Kagan’s efforts to engage her readers, to bring them into her line of thinking by this subtle form of persuasion, brings two points to my mind. First, a point of historical perspective. How distinctive and innovative is her approach to writing opinions? Contrary to Wilson’s suggestion that she is breaking from a pattern set by “justices of years past,” it would seem that there have always been justices who seek to engage an audience broader than the community of legal professionals. The famously aphoristic style of Justice Holmes was intended to speak to a broader audience, as were the stylish phrasings of Justice Jackson. Chief Justice Warren lacked the artistry of Holmes or Jackson, but his writing had a certain directness that transcended the language of bench and bar—sometimes quite self-consciously so, as when he wrote the Brown decision with the goal of making it short, readable, and non-accusatory. Among the justices from the not-too-distant past, Hugo Black might be the one who best represents a tradition of writing direct, accessible judicial prose. All of this is to say that while Justice Kagan is certainly charting her own course by crafting a writing style appropriate for present-day sensibilities, the goal of writing opinions for a broader audience is far from new.
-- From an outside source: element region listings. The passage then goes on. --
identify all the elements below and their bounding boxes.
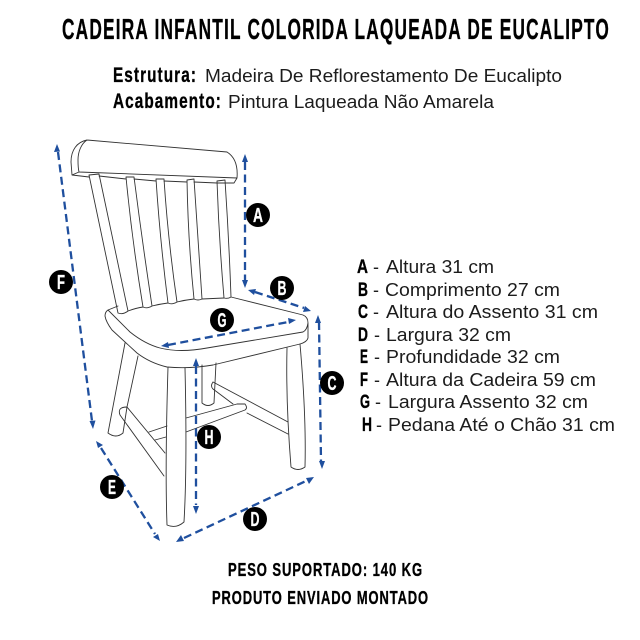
badge E [100, 475, 124, 499]
specs: structure and finish: Madeira De Reflorestamento De Eucalipto [205, 66, 562, 86]
specs: structure and finish: Estrutura: [113, 64, 197, 87]
badge F: F [57, 272, 65, 294]
dimension legend: - [373, 257, 379, 277]
dimension legend: - [374, 370, 380, 390]
dimension legend: H [362, 415, 372, 436]
chair seat [105, 297, 308, 368]
dimension legend: Comprimento 27 cm [385, 280, 560, 300]
note: shipped assembled: PRODUTO ENVIADO MONTADO [212, 588, 429, 608]
badge C [320, 371, 344, 395]
dimension H arrow [193, 358, 199, 514]
dimension legend: - [373, 280, 379, 300]
chair legs [108, 343, 305, 526]
badge D [243, 507, 267, 531]
dimension legend: B [358, 280, 368, 301]
chair stretchers [119, 382, 288, 476]
badge H: H [204, 427, 214, 449]
badge B: B [278, 278, 286, 300]
dimension legend: - [374, 325, 380, 345]
dimension legend: F [360, 370, 368, 391]
dimension legend: - [373, 302, 379, 322]
dimension legend: Altura do Assento 31 cm [386, 302, 598, 322]
dimension legend [357, 257, 615, 436]
dimension C arrow [315, 315, 325, 469]
badge D: D [250, 509, 260, 531]
dimension legend: Largura 32 cm [386, 325, 511, 345]
dimension legend: Altura da Cadeira 59 cm [386, 370, 596, 390]
dimension E arrow [96, 441, 160, 541]
chair line drawing [71, 140, 308, 526]
dimension legend: - [375, 392, 381, 412]
dimension legend: - [374, 347, 380, 367]
badge A [246, 203, 270, 227]
dimension legend: Profundidade 32 cm [386, 347, 560, 367]
dimension legend: Pedana Até o Chão 31 cm [388, 415, 615, 435]
badge E: E [108, 477, 116, 499]
dimension D arrow [176, 477, 314, 542]
dimension legend: - [376, 415, 382, 435]
dimension legend: D [358, 325, 368, 346]
chair spindles [89, 174, 231, 314]
badge G [210, 308, 234, 332]
dimension legend: Largura Assento 32 cm [388, 392, 588, 412]
dimension legend: Altura 31 cm [386, 257, 494, 277]
dimension F arrow [54, 144, 96, 429]
dimension legend: C [358, 302, 368, 323]
dimension legend: E [360, 347, 368, 368]
badge B [270, 276, 294, 300]
dimension B arrow [248, 289, 311, 312]
note: supported weight: PESO SUPORTADO: 140 KG [228, 560, 423, 580]
dimension G arrow [161, 318, 296, 348]
badge F [49, 270, 73, 294]
dimension legend: G [360, 392, 370, 413]
dimension legend: A [357, 257, 368, 278]
badge G: G [218, 310, 226, 332]
badge H [197, 425, 221, 449]
dimension A arrow [242, 154, 248, 288]
specs: structure and finish [113, 64, 562, 113]
chair backrest [71, 140, 237, 183]
badge C: C [328, 373, 336, 395]
specs: structure and finish: Pintura Laqueada Não Amarela [228, 92, 495, 112]
badge A: A [253, 205, 263, 227]
specs: structure and finish: Acabamento: [113, 90, 222, 113]
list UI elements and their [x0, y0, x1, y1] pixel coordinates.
This brings me to a second point: Who is Justice Kagan writing for? Does the style of writing affect the quantity or quality of public discourse surrounding Court opinions? It is hard not to admire efforts of justices to break out from the over-long, stilted, legalistic rhetorical conventions of legal opinions. If nothing else, her colorful style helps to hold the attention of the tired law student reading a casebook in the wee hours of the night. It livens up the blogosphere for a few days. It will enhance her reputation in the history books. In the end, however, does it really achieve what I assume is Kagan’s primary intention, which is to reach out and persuade a broader audience? It is hard to know, of course. As is generally the case when it comes to examining the relationship between the justices and the American people, the communication pathways between the Court and its potential audiences are complex and often dysfunctional. Regardless, Justice Kagan should be applauded for making an effort to break through these obstacles.